Nigeria has been a beneficiary of the African Growth and Opportunity Act (AGOA), a 25-year-old trade pact that allowed eligible sub-Saharan African countries duty-free access to the US market for certain goods. In 2023 Nigeria was the largest exporter to the US under the program with $3.8 billion of exports, though that was completely dominated by oil with just $200 million of non-oil exports. The current iteration of AGOA will expire this September unless it is renewed. But the pact is now widely expected to die as a result of Trump’s new tariffs.
For Nigeria, the fallout from Trump’s tariffs may stretch beyond oil exports. Jumoke Oduwole, Nigeria’s trade minister, expects them to “present destabilising challenges to price competitiveness and market access” for Nigerian businesses in the non-oil sector.
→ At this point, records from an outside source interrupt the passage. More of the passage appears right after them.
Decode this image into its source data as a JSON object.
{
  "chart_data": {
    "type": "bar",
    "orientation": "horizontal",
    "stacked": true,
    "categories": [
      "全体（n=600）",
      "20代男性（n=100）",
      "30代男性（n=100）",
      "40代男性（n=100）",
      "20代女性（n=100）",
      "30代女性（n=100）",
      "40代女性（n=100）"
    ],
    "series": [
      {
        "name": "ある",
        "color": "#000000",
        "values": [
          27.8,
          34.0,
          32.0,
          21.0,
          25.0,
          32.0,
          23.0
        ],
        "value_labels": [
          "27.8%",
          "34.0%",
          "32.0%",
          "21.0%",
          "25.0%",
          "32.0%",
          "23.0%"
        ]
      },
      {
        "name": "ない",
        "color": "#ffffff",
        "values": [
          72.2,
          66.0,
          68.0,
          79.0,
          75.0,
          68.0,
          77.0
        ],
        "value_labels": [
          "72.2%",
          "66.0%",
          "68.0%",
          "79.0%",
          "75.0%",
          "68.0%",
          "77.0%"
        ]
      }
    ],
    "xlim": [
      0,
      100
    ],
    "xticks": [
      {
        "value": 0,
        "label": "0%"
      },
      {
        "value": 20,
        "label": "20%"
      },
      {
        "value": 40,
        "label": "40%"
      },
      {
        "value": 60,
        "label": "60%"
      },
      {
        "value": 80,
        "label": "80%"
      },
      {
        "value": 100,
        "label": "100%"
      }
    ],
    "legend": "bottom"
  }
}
Past Nigerian governments have pushed to diversify the country’s economy to reduce a decades-old dependence on oil but without much success. The current moment now raises the urgency for Nigeria to strengthen quality control and traceability standards to gain acceptance into more global markets, Oduwole said.

Room for Disagreement
Mark Bohlund, credit research analyst at REDD Intelligence in Singapore, expects minimal impact from the tariffs on Nigeria. “The exports to the US of both Angola and Nigeria are almost exclusively oil so should be easy to place in other markets. So I don’t think there will be a wider impact,” he told Semafor.

Notable
- Nigeria, Angola, and Gabon — three of Africa’s largest oil producers — may find their bond markets unattractive to investors as the effects of the tariffs kick in.